I really will have to take the time to grok the code better before I have a substantive suggestion for an alternative. The generic answers are macros and decomposing things that can be de-duplicated into a shared include file. I don't know whether either one is appropriate here.

I think past history (e.g. with black box logging) has shown that it is easy to get mismatches between the schema a kernel is using and the schema user space is using, particularly when in a development environment (like the main branch) where you may recompile the kernel much more than userspace. How does your code avoid/address these mismatches?

Today, the solution to this is that you only append to the schema (either new fields to an existing event, or new events). User space will only decode what it knows about.

In an internal PR, I am leaning towards a model where providers give a binary representation of the schema itself, that elog (or other subscribers, i.e. a cloud backend) use to dynamically decode events. The above, static model would also continue to work if desired, but would require (generally, manual) updates when the provider changes. Practically, this is Ok (IMO), because real consumers of these events need to understand the meaning behind them, for instance if you want to plot a TCP window over time, you need more than a list of struct formats and sizes. You need to know which event includes the CWND, and understand when/why it's logged.

I think that makes sense and could be a nice addition. Alternatively, versioning could help detect (and, possibly, resolve) mismatches. If you don't (yet) have versioning, you may want to add it as a stop gap until something better is ready. IIRC, those of us doing dev work with early versions of black box logs wasted lots of time chasing bad info because we hadn't realized the versions in the kernel and user space were mismatched.

Assume this happens:

  • Active buffer is 0
  • Active buffer swaps to 1
  • Reader begins reading
  • Active buffer swaps to 0 while reader is still reading

What will result?

A swap can only occur if the reader's buffer is empty. The writer's buffer may or may not be full (but it will have something, otherwise there was no point to swap two empty buffers).
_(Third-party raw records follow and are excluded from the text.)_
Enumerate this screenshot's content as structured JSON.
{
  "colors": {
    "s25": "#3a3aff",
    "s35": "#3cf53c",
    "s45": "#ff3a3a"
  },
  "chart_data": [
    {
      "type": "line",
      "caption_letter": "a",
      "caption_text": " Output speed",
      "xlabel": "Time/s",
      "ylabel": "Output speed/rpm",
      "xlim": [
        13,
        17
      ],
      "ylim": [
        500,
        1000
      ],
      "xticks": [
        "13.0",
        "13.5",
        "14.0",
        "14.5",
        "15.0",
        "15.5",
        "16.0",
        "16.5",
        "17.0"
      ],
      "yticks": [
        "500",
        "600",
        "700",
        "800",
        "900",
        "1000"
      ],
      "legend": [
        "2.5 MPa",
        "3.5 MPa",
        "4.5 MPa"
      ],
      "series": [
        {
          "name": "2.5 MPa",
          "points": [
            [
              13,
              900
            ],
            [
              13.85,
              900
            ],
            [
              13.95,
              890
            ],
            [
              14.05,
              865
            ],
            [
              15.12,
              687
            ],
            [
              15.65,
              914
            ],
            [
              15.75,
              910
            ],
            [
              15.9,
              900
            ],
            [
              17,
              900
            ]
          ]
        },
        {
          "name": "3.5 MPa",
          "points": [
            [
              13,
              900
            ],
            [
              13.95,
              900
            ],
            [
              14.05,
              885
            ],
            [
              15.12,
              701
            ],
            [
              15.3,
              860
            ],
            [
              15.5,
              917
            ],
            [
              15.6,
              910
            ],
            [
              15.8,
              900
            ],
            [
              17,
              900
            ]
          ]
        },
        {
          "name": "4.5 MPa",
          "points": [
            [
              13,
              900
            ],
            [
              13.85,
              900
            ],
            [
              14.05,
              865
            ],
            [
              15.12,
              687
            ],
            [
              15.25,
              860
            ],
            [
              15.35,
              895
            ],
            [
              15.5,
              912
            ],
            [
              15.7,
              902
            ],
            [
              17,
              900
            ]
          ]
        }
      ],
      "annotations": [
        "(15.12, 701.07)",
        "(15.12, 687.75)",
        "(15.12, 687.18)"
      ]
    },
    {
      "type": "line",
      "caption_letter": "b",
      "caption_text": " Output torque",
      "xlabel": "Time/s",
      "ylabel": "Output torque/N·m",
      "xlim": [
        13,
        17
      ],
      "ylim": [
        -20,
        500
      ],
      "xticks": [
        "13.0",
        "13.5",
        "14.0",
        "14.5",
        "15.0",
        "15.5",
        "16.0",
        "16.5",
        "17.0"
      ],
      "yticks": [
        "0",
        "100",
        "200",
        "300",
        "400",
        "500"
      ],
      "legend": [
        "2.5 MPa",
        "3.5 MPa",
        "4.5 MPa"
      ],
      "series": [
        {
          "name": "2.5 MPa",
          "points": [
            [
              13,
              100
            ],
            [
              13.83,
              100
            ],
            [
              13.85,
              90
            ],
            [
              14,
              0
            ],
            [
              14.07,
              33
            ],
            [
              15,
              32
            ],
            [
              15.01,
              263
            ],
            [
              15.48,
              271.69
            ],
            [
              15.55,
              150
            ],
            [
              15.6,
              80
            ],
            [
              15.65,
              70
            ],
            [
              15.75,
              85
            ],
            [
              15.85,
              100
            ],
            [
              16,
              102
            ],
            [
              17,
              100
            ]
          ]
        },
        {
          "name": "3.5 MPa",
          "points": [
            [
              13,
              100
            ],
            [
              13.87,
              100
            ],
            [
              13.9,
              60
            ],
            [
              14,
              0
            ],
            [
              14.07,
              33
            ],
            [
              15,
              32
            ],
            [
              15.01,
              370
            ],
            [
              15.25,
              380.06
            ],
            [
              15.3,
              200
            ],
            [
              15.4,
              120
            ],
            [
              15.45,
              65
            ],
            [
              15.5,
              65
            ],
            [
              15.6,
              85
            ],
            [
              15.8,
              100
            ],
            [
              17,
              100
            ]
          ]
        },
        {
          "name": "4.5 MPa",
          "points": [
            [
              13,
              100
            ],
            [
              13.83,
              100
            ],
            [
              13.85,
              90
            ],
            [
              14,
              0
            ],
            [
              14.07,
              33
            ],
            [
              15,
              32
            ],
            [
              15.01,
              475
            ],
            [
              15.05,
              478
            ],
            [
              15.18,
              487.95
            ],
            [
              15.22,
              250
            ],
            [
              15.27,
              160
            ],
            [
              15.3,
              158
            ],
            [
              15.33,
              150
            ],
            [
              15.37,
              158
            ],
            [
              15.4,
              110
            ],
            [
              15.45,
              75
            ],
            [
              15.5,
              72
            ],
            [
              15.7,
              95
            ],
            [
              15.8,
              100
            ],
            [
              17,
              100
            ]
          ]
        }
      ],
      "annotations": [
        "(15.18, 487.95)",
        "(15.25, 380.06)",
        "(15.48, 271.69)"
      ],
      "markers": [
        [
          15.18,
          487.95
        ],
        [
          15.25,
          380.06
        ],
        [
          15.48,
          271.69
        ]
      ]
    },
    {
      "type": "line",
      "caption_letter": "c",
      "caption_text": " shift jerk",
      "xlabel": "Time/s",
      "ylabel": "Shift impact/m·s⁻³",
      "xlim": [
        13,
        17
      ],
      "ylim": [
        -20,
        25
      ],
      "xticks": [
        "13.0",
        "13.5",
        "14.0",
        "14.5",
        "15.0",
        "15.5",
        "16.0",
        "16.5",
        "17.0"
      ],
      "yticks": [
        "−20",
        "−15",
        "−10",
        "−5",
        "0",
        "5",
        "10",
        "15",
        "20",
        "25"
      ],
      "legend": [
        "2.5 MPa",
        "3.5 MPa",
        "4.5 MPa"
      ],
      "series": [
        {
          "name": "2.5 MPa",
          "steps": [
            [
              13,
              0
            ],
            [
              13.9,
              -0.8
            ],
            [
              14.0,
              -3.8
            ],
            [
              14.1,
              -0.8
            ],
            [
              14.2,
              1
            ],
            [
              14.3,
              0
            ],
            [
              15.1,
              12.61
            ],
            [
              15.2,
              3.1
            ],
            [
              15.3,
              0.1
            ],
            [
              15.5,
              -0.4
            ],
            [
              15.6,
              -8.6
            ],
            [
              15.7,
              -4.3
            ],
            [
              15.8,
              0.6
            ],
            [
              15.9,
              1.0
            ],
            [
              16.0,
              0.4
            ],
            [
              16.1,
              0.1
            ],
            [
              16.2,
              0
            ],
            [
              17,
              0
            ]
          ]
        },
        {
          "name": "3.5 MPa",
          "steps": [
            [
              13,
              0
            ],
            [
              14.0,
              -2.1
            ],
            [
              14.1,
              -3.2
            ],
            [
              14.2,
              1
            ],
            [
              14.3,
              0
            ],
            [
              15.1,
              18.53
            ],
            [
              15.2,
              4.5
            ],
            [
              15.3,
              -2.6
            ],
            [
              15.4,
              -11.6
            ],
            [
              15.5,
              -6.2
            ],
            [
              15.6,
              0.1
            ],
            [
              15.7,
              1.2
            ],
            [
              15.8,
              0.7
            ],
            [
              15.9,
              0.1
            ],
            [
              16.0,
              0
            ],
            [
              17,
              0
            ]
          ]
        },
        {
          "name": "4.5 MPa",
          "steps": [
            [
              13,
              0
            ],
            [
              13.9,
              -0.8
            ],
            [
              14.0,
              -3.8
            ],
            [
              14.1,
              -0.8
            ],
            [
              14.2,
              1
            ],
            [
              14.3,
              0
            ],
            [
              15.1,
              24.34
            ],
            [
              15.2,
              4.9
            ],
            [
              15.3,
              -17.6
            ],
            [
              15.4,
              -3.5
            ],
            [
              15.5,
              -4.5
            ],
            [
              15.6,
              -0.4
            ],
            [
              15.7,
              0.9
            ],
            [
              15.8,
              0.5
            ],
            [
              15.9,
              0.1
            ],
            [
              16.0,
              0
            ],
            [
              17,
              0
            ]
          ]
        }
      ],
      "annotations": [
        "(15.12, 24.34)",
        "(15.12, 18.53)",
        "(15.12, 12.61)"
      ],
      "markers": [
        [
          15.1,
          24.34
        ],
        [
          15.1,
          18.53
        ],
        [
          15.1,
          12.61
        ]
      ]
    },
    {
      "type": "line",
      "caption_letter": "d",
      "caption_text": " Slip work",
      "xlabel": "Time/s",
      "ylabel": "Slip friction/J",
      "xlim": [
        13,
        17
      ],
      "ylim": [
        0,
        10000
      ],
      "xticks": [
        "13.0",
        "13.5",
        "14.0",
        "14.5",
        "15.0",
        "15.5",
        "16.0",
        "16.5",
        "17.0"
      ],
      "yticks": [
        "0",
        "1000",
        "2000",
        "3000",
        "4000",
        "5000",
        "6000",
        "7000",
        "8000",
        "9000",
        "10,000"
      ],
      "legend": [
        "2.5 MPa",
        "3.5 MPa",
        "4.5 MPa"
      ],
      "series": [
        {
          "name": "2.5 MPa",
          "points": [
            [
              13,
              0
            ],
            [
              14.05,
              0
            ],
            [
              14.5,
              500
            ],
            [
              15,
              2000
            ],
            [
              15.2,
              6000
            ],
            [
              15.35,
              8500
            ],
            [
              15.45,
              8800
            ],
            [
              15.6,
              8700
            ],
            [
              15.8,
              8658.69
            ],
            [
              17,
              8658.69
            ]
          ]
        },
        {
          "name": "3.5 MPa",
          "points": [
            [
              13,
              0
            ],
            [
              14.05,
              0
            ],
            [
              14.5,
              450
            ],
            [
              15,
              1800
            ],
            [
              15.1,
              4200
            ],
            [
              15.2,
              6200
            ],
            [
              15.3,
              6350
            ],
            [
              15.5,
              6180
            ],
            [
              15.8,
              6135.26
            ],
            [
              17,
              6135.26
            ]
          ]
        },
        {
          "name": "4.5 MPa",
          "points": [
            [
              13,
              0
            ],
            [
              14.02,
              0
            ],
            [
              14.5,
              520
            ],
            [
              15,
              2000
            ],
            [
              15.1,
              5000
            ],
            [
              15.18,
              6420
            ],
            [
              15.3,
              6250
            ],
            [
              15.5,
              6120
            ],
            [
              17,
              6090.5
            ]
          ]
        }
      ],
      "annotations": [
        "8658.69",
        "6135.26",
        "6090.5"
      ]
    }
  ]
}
So, in your example above, if the reader was still reading then the buffer swap wouldn't/couldn't have occurred. If the reader had completed reading everything, then the swap would occur and then the next read from the reader would start consuming whatever the writer had put in the buffer before the swap.

And, I assume, we would drop new events until a swap can occur? If so, that is a reasonable outcome.

TBH, it will take me quite a while to grok this review and have an intelligent opinion. I think we've always had a hard time getting effective reviews on 10K-line (actually, 1K+ line) commits. That's a function of relying on human volunteers to review. If there is any way you can decompose the commit, it might help. But it doesn't look like it might be easily decomposable.